# Spark Plug Boot Piece



## sheleb1 (Sep 16, 2011)

Took off the coil and boot assembly to tighten a loose plug. The boots came off fairly easily. As I was placing the assembly back on the plugs I noticed about a 1 inch long piece of boot material still wrapped around the top of one of the other plugs. It wasn't a torn portion of the boot, it's a separate piece of black rubber that is tapered at the top and has a bit of a flange at the bottom; sort of like a bell. (Sorry, didn’t think of taking a picture.) I figured that it just slid out of the inside of the boot when I pulled off the assembly. But when I pulled it off the plug and tried to push it back into the boot, it wouldn’t go. Its outside diameter is about the same as the boot’s. When I looked inside the boot for that plug, it looked exactly the same as the other 3. As if nothing was missing. It really bewildered me as to where that piece came from, or what it’s for; but since I couldn’t stuff it back into the boot, I just reinstalled the assembly back on top of the plugs without it. The engine ran fine on the drive to work this morning, but I’m still wondering if I should have spent more time trying to figure out where this piece goes and how necessary a part it is.
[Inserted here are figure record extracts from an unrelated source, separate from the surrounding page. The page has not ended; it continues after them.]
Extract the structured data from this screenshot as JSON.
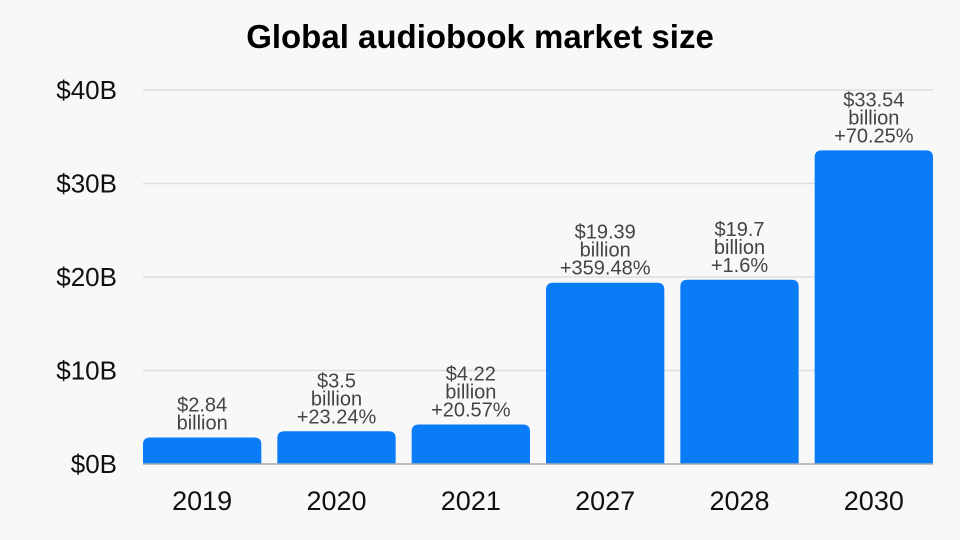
{
  "chart_data": {
    "type": "bar",
    "title": "Global audiobook market size",
    "categories": [
      "2019",
      "2020",
      "2021",
      "2027",
      "2028",
      "2030"
    ],
    "values": [
      2.84,
      3.5,
      4.22,
      19.39,
      19.7,
      33.54
    ],
    "data_labels": [
      [
        "$2.84",
        "billion"
      ],
      [
        "$3.5",
        "billion",
        "+23.24%"
      ],
      [
        "$4.22",
        "billion",
        "+20.57%"
      ],
      [
        "$19.39",
        "billion",
        "+359.48%"
      ],
      [
        "$19.7",
        "billion",
        "+1.6%"
      ],
      [
        "$33.54",
        "billion",
        "+70.25%"
      ]
    ],
    "yticks": [
      0,
      10,
      20,
      30,
      40
    ],
    "ytick_labels": [
      "$0B",
      "$10B",
      "$20B",
      "$30B",
      "$40B"
    ],
    "ylim": [
      0,
      40
    ],
    "xlabel": "",
    "ylabel": "",
    "grid": true,
    "colors": {
      "bar": "#0a7cf8",
      "grid": "#dddddd",
      "label": "#444444"
    }
  }
}
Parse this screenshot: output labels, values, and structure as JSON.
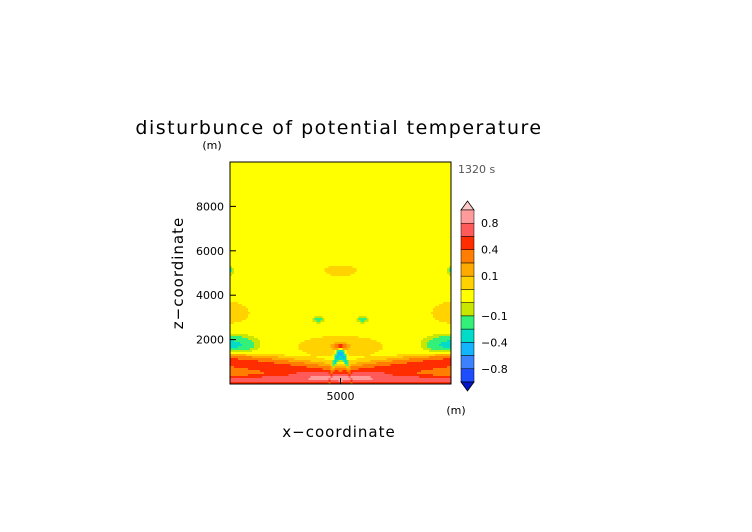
{
  "chart_data": {
    "type": "heatmap",
    "title": "disturbunce of potential temperature",
    "time_label": "1320 s",
    "xlabel": "x−coordinate",
    "ylabel": "z−coordinate",
    "x_unit": "(m)",
    "y_unit": "(m)",
    "xlim": [
      0,
      10000
    ],
    "ylim": [
      0,
      10000
    ],
    "x_ticks": [
      {
        "value": 5000,
        "label": "5000"
      }
    ],
    "y_ticks": [
      {
        "value": 2000,
        "label": "2000"
      },
      {
        "value": 4000,
        "label": "4000"
      },
      {
        "value": 6000,
        "label": "6000"
      },
      {
        "value": 8000,
        "label": "8000"
      }
    ],
    "colorbar": {
      "levels": [
        -1.0,
        -0.8,
        -0.6,
        -0.4,
        -0.2,
        -0.1,
        -0.05,
        0.05,
        0.1,
        0.2,
        0.4,
        0.6,
        0.8,
        1.0
      ],
      "colors": [
        "#1e4cff",
        "#3c82ff",
        "#14b4ff",
        "#00dcc8",
        "#32f078",
        "#c8e600",
        "#ffff00",
        "#ffd200",
        "#ffaa00",
        "#ff7d00",
        "#ff2d00",
        "#ff5a5a",
        "#ff9b9b"
      ],
      "under_color": "#0014c8",
      "over_color": "#ffc8c8",
      "tick_labels": [
        {
          "value": -0.8,
          "label": "−0.8"
        },
        {
          "value": -0.4,
          "label": "−0.4"
        },
        {
          "value": -0.1,
          "label": "−0.1"
        },
        {
          "value": 0.1,
          "label": "0.1"
        },
        {
          "value": 0.4,
          "label": "0.4"
        },
        {
          "value": 0.8,
          "label": "0.8"
        }
      ]
    },
    "background_value": 0.0,
    "field_features": [
      {
        "x": 5000,
        "z": 5100,
        "sx": 750,
        "sz": 260,
        "amp": 0.08
      },
      {
        "x": 0,
        "z": 3200,
        "sx": 900,
        "sz": 500,
        "amp": 0.08
      },
      {
        "x": 10000,
        "z": 3200,
        "sx": 900,
        "sz": 500,
        "amp": 0.08
      },
      {
        "x": 5000,
        "z": 1700,
        "sx": 1800,
        "sz": 420,
        "amp": 0.09
      },
      {
        "x": 4000,
        "z": 2900,
        "sx": 230,
        "sz": 120,
        "amp": -0.13
      },
      {
        "x": 6000,
        "z": 2900,
        "sx": 230,
        "sz": 120,
        "amp": -0.13
      },
      {
        "x": 0,
        "z": 5100,
        "sx": 130,
        "sz": 150,
        "amp": -0.13
      },
      {
        "x": 10000,
        "z": 5100,
        "sx": 130,
        "sz": 150,
        "amp": -0.13
      },
      {
        "x": 0,
        "z": 1750,
        "sx": 850,
        "sz": 330,
        "amp": -0.25
      },
      {
        "x": 10000,
        "z": 1750,
        "sx": 850,
        "sz": 330,
        "amp": -0.25
      },
      {
        "x": 5000,
        "z": 2000,
        "sx": 4500,
        "sz": 1300,
        "amp": 0.0
      }
    ],
    "warm_band": {
      "z_near_center": 350,
      "z_at_edges": 1000,
      "halfwidth": 260,
      "amp": 0.55
    },
    "warm_band_core": {
      "z": 200,
      "halfwidth": 160,
      "amp": 0.75
    },
    "cold_arch": {
      "x": 5000,
      "z_top": 1350,
      "halfwidth_x": 450,
      "thickness": 180,
      "amp": -0.5
    },
    "hot_spot": {
      "x": 5000,
      "z": 1700,
      "sx": 170,
      "sz": 80,
      "amp": 0.5
    }
  }
}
It's a 2011 1.4L.
I’d greatly appreciate any insight to my concern.
Thanks,
Bill


----------



## obermd (Mar 3, 2012)

Sounds to me like someone else had taken the coil pack off and torn a boot but didn't clean up any remnants of the torn boot.


----------



## sheleb1 (Sep 16, 2011)

Thanks Obermd, but its not a torn remnant and no one has messed with it since I regapped my plugs.


----------



## obermd (Mar 3, 2012)

That's really odd.


----------



## Lazer (Feb 14, 2016)

It came out of your spark plug socket ,it is a rubber insert to help stop from cracking your plugs.


----------



## bostonboy (Apr 8, 2015)

I will concur with his statement above^ this is why I have 2 spark plug sockets 1 with the rubber 1 w/o the rubber. I just snug the spark plug, line it up & a few turns that socket is out then I use the one w/o the rubber insert


----------